GridSearchCV(cv=5, error_score='raise-deprecating',
       estimator=RandomForestClassifier(bootstrap=True, class_weight=None, criterion='gini',
            max_depth=None, max_features='auto', max_leaf_nodes=None,
            min_impurity_decrease=0.0, min_impurity_split=None,
            min_samples_leaf=1, min_samples_split=2,
            min_weight_fraction_leaf=0.0, n_estimators=10, n_jobs=None,
            oob_score=False, random_state=None, verbose=0,
            warm_start=False),
       fit_params=None, iid='warn', n_jobs=None,
       param_grid=[{'n_estimators': [3, 10, 30], 'max_features': [2, 4, 6, 8]}, {'bootstrap': [False], 'n_estimators': [3, 10], 'max_features': [2, 3, 4]}],
       pre_dispatch='2*n_jobs', refit=True, return_train_score='warn',
       scoring='neg_mean_squared_error', verbose=0)

In [152]:
grid_search.best_params_

{'max_features': 6, 'n_estimators': 30}

Something that I'm not showing you: When I run the grid search again with the same parameter options, it often returns a totally different combination of features. I'm pretty sure this means that there are multiple parameter combinations that improve the model by the same amount. 

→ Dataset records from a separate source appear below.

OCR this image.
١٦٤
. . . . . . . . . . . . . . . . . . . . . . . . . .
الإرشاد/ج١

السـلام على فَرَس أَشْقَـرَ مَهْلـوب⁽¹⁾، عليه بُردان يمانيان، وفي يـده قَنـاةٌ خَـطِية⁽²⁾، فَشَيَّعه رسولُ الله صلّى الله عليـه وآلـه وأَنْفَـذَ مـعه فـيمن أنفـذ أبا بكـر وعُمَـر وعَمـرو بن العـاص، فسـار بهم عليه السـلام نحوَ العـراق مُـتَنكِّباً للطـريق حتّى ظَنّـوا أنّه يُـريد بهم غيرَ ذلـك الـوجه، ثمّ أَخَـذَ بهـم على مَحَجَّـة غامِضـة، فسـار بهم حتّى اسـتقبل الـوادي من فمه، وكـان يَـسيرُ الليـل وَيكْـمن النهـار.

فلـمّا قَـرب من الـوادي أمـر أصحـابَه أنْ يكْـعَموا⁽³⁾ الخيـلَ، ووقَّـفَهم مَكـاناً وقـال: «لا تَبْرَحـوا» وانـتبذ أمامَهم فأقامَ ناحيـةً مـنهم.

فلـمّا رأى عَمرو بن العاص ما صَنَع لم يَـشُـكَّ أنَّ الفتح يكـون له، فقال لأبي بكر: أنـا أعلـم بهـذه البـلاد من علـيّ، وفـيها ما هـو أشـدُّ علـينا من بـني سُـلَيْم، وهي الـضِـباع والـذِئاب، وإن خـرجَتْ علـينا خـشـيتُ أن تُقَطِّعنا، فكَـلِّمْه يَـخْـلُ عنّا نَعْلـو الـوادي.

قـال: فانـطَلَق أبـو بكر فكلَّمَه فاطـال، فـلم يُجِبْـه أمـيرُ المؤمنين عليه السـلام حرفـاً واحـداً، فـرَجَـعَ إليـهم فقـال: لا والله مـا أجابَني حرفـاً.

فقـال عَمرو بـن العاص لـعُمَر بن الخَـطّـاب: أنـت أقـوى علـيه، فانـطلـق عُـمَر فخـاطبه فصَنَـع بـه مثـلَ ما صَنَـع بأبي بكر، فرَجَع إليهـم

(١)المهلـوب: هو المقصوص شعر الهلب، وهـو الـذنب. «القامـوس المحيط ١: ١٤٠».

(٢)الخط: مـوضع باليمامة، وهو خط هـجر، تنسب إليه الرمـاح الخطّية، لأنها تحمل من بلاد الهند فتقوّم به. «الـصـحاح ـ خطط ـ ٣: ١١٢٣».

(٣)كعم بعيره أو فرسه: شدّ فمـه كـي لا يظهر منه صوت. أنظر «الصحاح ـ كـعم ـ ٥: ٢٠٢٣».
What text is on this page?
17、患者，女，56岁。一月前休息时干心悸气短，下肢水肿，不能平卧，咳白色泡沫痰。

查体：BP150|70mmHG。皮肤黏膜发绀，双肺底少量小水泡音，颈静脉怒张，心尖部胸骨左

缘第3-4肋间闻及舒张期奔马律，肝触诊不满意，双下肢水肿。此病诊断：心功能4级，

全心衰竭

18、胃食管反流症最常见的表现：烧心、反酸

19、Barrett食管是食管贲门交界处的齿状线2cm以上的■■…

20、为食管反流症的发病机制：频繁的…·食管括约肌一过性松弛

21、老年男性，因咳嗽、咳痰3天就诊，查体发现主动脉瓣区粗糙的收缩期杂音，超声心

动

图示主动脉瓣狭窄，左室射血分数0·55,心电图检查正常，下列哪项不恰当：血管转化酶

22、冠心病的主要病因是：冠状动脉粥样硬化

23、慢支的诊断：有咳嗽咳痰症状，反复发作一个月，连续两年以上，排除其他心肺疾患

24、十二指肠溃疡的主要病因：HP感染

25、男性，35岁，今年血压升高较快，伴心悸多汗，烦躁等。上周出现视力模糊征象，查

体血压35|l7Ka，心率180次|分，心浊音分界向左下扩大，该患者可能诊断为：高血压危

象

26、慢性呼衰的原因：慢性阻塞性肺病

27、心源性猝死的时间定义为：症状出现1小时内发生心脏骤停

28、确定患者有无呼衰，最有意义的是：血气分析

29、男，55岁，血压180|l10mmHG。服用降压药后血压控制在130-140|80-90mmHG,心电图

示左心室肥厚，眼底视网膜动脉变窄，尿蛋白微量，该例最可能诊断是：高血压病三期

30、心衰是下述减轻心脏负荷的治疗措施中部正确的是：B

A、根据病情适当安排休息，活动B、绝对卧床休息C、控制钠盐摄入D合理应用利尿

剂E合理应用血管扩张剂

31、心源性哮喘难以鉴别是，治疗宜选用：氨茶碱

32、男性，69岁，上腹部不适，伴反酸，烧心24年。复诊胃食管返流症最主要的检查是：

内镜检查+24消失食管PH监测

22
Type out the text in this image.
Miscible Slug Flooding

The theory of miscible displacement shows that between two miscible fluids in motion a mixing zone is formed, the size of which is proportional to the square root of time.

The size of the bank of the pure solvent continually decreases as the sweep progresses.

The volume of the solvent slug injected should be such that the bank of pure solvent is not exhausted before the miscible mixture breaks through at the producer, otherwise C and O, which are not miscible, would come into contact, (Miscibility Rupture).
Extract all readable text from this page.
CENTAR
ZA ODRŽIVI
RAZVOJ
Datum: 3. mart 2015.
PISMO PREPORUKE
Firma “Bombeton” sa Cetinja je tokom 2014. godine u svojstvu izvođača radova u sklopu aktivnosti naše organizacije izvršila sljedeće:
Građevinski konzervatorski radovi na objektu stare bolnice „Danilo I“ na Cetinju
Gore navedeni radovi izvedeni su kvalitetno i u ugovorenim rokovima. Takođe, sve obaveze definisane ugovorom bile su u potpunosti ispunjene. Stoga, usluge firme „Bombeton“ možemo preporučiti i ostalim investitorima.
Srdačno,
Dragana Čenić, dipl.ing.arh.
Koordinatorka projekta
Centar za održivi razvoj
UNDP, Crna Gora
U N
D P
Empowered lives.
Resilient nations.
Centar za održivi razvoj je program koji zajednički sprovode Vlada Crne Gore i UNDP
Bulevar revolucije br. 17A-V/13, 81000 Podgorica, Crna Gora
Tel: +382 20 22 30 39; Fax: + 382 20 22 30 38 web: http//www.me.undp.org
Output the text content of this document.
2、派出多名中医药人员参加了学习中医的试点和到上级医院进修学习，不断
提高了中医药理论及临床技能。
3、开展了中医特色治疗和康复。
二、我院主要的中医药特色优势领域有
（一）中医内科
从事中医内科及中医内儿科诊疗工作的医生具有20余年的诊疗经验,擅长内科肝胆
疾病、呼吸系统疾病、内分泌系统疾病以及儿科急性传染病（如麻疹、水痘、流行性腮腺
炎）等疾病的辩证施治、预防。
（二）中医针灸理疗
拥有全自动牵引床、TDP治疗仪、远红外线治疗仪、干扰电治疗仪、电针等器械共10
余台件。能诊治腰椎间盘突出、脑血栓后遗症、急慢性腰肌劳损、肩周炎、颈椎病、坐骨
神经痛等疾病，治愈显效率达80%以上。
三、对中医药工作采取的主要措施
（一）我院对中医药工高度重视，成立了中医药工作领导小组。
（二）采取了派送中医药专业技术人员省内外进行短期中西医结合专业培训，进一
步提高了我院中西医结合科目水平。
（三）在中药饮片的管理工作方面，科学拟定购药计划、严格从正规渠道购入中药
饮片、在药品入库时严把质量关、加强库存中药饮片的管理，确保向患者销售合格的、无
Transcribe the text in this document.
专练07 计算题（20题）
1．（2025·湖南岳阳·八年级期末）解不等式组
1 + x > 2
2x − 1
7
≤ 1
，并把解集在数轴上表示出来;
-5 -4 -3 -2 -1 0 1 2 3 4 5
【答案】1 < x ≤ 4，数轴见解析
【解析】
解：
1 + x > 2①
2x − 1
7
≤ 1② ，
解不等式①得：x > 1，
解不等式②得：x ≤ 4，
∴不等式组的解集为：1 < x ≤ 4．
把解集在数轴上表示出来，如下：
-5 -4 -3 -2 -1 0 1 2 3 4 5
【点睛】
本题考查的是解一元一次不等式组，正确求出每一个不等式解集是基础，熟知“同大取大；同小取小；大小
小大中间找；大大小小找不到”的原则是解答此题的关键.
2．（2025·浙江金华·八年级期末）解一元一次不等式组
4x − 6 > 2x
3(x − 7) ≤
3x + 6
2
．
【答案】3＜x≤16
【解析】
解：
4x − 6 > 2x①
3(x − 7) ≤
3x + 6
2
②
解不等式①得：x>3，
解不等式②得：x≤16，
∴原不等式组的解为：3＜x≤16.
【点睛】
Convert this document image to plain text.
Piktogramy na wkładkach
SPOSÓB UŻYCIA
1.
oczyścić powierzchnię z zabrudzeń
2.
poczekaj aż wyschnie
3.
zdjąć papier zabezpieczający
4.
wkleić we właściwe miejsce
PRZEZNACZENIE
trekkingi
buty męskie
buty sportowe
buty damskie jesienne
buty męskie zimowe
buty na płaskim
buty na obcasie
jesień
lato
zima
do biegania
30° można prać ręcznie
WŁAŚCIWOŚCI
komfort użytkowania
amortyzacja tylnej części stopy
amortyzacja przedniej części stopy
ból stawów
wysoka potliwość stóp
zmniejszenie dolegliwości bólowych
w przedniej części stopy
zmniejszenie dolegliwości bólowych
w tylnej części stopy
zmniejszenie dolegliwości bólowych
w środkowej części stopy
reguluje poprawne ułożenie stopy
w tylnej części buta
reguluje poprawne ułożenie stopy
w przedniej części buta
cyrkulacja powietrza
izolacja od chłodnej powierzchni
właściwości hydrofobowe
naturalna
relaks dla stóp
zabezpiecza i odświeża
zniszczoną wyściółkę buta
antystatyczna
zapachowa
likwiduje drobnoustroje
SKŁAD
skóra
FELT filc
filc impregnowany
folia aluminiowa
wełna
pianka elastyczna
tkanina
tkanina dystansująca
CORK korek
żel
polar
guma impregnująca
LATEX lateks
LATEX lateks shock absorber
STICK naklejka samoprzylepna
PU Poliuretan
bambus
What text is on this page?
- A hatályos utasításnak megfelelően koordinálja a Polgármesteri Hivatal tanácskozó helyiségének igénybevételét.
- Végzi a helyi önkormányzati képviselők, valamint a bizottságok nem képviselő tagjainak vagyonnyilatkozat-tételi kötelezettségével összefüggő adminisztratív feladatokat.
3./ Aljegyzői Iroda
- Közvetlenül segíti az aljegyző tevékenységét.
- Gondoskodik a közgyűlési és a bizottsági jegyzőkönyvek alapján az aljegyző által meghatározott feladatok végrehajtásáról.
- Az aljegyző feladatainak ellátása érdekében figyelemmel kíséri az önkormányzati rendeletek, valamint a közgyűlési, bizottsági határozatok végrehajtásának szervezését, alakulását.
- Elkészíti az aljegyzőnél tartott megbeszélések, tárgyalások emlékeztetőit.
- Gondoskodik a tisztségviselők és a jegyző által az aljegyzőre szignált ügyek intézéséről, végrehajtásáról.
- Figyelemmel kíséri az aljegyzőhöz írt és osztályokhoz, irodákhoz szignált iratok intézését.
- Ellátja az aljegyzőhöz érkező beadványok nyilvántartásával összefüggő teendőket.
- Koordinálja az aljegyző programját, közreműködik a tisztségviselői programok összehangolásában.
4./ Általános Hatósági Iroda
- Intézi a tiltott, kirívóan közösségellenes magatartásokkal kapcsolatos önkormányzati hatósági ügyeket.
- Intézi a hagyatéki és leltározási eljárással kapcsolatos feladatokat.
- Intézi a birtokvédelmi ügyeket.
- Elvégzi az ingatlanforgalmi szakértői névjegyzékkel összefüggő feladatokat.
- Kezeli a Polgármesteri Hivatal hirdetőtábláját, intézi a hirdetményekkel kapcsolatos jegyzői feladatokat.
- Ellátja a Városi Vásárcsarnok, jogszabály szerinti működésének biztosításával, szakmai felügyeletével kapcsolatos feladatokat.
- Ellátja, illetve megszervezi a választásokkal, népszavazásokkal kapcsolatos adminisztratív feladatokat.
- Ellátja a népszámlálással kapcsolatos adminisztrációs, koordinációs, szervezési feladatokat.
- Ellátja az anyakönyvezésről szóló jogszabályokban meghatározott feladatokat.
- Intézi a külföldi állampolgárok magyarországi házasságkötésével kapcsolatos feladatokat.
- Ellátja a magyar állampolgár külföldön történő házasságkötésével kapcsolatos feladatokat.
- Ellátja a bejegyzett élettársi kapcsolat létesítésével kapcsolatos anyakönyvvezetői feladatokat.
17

Let's train the model with these new parameters!


In [153]:
forest_grid = RandomForestClassifier(max_features=6, n_estimators=30)

In [154]:
forest_grid.fit(X_train, y_train)

RandomForestClassifier(bootstrap=True, class_weight=None, criterion='gini',
            max_depth=None, max_features=6, max_leaf_nodes=None,
            min_impurity_decrease=0.0, min_impurity_split=None,
            min_samples_leaf=1, min_samples_split=2,
            min_weight_fraction_leaf=0.0, n_estimators=30, n_jobs=None,
            oob_score=False, random_state=None, verbose=0,
            warm_start=False)

In [155]:
forest_grid_pred = forest_grid.predict(X_test)

In [156]:
confusion_matrix(y_test, forest_grid_pred)

array([[ 63,   4],
       [  5, 116]])

In [157]:
print('Recall Score for model #2 [max_features: 6, n_estimators: 30): ', 63/68)

Recall Score for model #2 [max_features: 6, n_estimators: 30):  0.9264705882352942


Just the small tweak did make a difference! Our model now performs with a 92.6% recall rate.

### Summary

This notebook took a look at a fairly simple dataset and tried out a number of classification algorithms. The cross validation scores showed us that Random Forest performed best, although Decision Tree and KNN weren't that far behind. SVM, not so much.

After I picked the model I wanted to use, I fit it to the training data and explored whether some different hyperparameters would improve the model. Because the Real World application of such a model would value sensitivity over accuracy, we're more concerned with model's recall rate than sheer accuracy.